Bragging about the size of corn ears is rather pointless because, as all corn growers know, bigger yields are obtained with denser plantings— 25,000 to 30,000 plants per acre with an average but consistent ear size of only 7 inches in length. To get big ears from my open-pollinated corn, I like to have the plants at least a foot apart in rows about 36 inches apart, but even then most of the ears vary from nubbins to ten inches long and yield about 110 bushels per acre, not the 200 bushels that hybrid corns today can make on good soil with good weather conditions.
But it is great fun trying to grow big ears of corn. First of all, if one is harvesting by hand as I do, the bigger the ears, the more efficient husking can be. You can shuck out a foot long ear faster than two six inch ears. (My crazy dream is that someday much of the corn used for human food— flour, meal, bread, pastries, tortillas, parched corn, popcorn, fritters, breakfast cereals etc. — will be grown in small plots for home consumption.) The ancient Mayans started out with corn ears that were hardly two inches long and over the course of centuries, native Americans developed the kind of corn we have today simply by selecting the biggest ears each year for replanting. Who’s to say how big ears of corn can get without screwing up the genetic code like Monsanto and Syngenta are doing? When I started 35 years ago, my biggest ears rarely exceeded a foot in length. Now foot long ears are fairly common and a 14 incher not so unusual. Of course the ears all shrink a little as they dry, so the 16 inchers will end up somewhere between 13 and 14 inches long. But that is still awesome.
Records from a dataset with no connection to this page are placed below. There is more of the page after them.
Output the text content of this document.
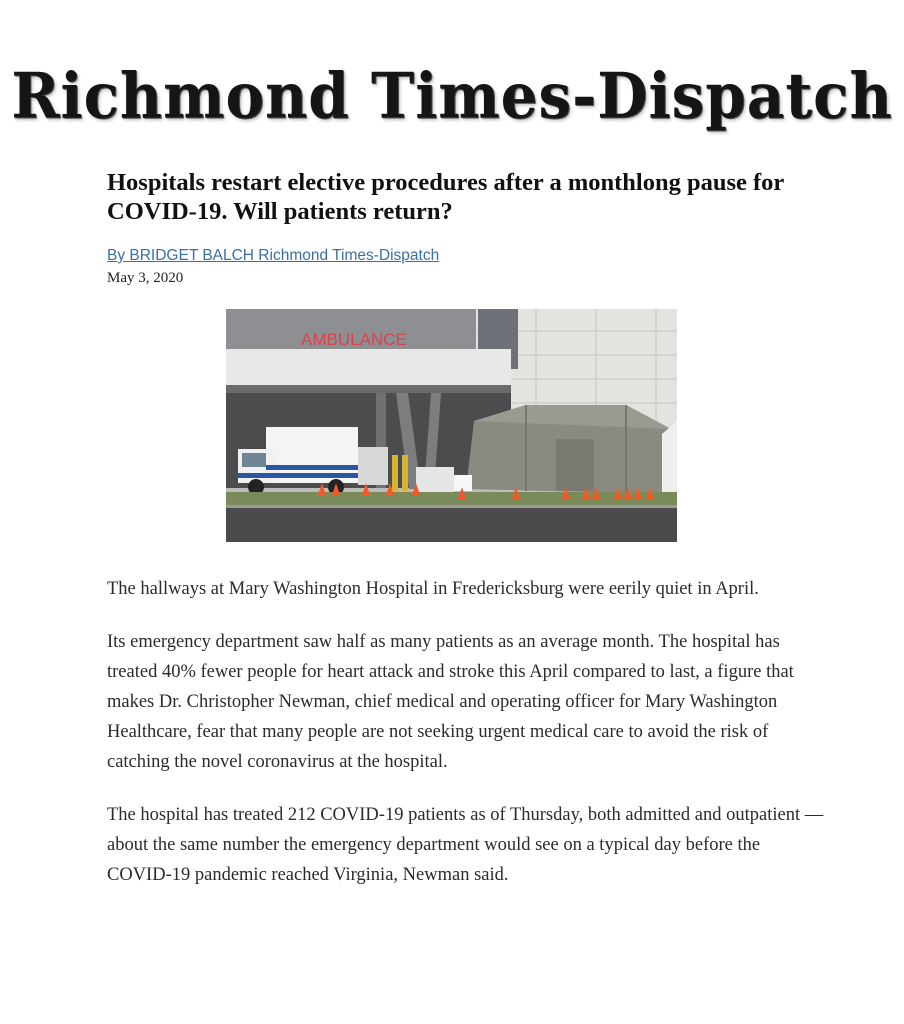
Richmond Times-Dispatch
Hospitals restart elective procedures after a monthlong pause for COVID-19. Will patients return?
By BRIDGET BALCH Richmond Times-Dispatch
May 3, 2020
AMBULANCE

The hallways at Mary Washington Hospital in Fredericksburg were eerily quiet in April.

Its emergency department saw half as many patients as an average month. The hospital has treated 40% fewer people for heart attack and stroke this April compared to last, a figure that makes Dr. Christopher Newman, chief medical and operating officer for Mary Washington Healthcare, fear that many people are not seeking urgent medical care to avoid the risk of catching the novel coronavirus at the hospital.

The hospital has treated 212 COVID-19 patients as of Thursday, both admitted and outpatient — about the same number the emergency department would see on a typical day before the COVID-19 pandemic reached Virginia, Newman said.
What if a variety of dent corn could be developed that consistently produced very large ears on every stalk? My biggest ears easily contain a pound of kernels each. Even at a plant population of 25,000, lower than commercial plant populations used today, that would mean a record-breaking yield of over 400 bushels per acre. Because it is open-pollinated corn, the farmer could save his own seed, thereby saving a bunch more money. Think of the conniption fits commercial seed corn growers would throw, if farmers started planting with their own seed.
My corn this year made a bumper crop on the same land that last year produced poorly. The only difference was ample rain this year and hardly any last year. I often wonder how often someone’s hotshot fertilizer or seed variety, or pesticide gets the credit for what rain does.
The other lesson was about weeds. My grandson and I did a fairly good job of keeping the corn (about half an acre) free of weeds until it was a foot tall. Then the rains came steadily and so did the weedy grasses. The corn looked like it was growing in a hay field. But it stayed above the weeds, and if anything the weeds helped the cause by insuring that there was no erosion. Are we sure that a “weed-free” corn field is the best way to go? I wonder. After harvest, I can pasture the stalks and the grasses into winter.